In Spain, Aragón, together with two other Spanish magicians, Miguel Ángel Gea and Pepo Capel, founded the Enchanted Theater in Madrid. The Enchanted Theatre is a theatre specially created for close up magic shows. He regularly performs in this theatre.

== Prizes ==
Aragón was the International Federation of Magic Societies (FISM) (Fédération Internationale des Sociétés Magiques) champion in North America in 2011, followed by European FISM championship in 2014. He was disqualified in the World FISM championship in 2015 in Rimini, as he exceeded the allotted time by 6 seconds.

Aragón was card magic champion in Spain in 2005 and obtained the Ascanio Prize in 2006. He was the first Spanish magician to obtain the prestigious prize "Ron MacMillan" in London's International Magic Convention (2011), as well as one of the few Spanish magicians to be nominated as Magician of the year 2016 by Hollywood's Academy of Magical Arts.

- Spanish Card Magic Champion (2005)
- Ascanio Prize (2006)
- Ron McMillan (International Magic Convention, London) (2011)
- North America FISM (2011)
- Europe FISM (2014)
- Two times nominated as Magician of the year by the Academy of Magical Arts (2015 and 2017)

== Masters ==
Aragón met Juan Tamariz when he was 19 years old and started training with him. For many years they met weekly for dinner and shared magic in sessions that could last for over 12 hours.

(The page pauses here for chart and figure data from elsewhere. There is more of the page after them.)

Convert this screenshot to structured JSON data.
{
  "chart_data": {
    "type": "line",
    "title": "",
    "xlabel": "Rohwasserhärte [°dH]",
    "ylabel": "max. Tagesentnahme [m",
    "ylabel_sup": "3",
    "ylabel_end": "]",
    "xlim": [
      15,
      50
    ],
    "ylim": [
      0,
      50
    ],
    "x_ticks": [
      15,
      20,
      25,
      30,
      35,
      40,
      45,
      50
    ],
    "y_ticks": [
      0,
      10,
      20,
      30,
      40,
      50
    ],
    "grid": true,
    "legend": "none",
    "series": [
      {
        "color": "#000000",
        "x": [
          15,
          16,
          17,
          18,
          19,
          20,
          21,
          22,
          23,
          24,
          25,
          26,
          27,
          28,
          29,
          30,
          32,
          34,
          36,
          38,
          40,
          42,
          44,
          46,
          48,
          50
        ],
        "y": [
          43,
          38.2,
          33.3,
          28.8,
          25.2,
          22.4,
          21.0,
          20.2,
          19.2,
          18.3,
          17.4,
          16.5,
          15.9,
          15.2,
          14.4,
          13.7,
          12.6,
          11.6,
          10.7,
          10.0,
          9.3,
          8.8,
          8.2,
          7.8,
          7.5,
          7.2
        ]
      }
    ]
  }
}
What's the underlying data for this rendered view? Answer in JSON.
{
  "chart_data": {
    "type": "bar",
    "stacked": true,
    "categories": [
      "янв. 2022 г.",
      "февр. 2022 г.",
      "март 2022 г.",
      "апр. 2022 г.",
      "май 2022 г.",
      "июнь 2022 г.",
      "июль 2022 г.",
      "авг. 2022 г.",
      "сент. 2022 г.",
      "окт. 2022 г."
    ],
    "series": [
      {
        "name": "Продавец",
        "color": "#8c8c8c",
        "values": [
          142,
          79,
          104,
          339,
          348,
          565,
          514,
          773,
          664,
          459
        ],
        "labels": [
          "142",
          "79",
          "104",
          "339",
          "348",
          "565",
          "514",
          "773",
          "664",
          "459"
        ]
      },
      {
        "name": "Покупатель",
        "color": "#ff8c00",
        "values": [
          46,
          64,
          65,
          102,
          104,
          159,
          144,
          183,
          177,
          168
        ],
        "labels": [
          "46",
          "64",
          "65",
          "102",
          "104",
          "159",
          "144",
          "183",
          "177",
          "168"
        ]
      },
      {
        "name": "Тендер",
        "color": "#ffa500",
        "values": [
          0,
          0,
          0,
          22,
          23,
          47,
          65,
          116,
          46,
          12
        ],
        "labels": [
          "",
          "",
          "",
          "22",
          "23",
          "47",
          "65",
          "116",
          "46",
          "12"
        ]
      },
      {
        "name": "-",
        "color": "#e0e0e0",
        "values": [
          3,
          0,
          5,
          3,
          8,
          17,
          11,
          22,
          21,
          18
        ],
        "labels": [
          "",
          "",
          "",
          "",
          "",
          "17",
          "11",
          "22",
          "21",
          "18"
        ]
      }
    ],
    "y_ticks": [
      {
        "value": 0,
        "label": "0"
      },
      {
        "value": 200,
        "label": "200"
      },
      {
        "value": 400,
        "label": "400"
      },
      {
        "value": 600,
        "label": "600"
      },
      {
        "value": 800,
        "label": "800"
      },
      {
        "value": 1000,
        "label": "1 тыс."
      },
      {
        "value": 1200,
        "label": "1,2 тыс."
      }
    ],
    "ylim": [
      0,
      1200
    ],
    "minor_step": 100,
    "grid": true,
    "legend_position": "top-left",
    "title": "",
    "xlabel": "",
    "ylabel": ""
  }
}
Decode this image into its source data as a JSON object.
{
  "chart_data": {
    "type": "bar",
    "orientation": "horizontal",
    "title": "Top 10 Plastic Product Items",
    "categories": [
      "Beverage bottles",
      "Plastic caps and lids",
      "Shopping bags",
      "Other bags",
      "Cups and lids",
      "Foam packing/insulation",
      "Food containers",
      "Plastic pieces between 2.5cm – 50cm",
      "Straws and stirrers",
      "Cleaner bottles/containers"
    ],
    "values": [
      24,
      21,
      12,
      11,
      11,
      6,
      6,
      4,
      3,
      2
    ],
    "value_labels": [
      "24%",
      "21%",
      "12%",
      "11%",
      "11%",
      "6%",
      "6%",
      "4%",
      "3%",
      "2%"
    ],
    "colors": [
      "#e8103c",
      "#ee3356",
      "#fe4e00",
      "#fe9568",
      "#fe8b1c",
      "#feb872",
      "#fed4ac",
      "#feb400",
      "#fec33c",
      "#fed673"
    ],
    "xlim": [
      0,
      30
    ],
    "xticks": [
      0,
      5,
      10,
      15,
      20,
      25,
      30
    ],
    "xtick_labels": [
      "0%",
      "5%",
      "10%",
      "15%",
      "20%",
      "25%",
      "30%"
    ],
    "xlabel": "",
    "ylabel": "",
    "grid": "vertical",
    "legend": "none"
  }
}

Tamariz contributed the prologue to his A Book in English.

== Other ==
The GENII magazine, a magazine dedicated to magic, featured Aragón on the September 2012 issue's front page

Aragón is also mentioned in the 2012 novel Fooling Houdini, written by the NY Times writer Alex Stone. He designed an interactive card magic game.

He was a guest magician at the promotion of Nacho Vigalondo's movie Los Cronocrímenes.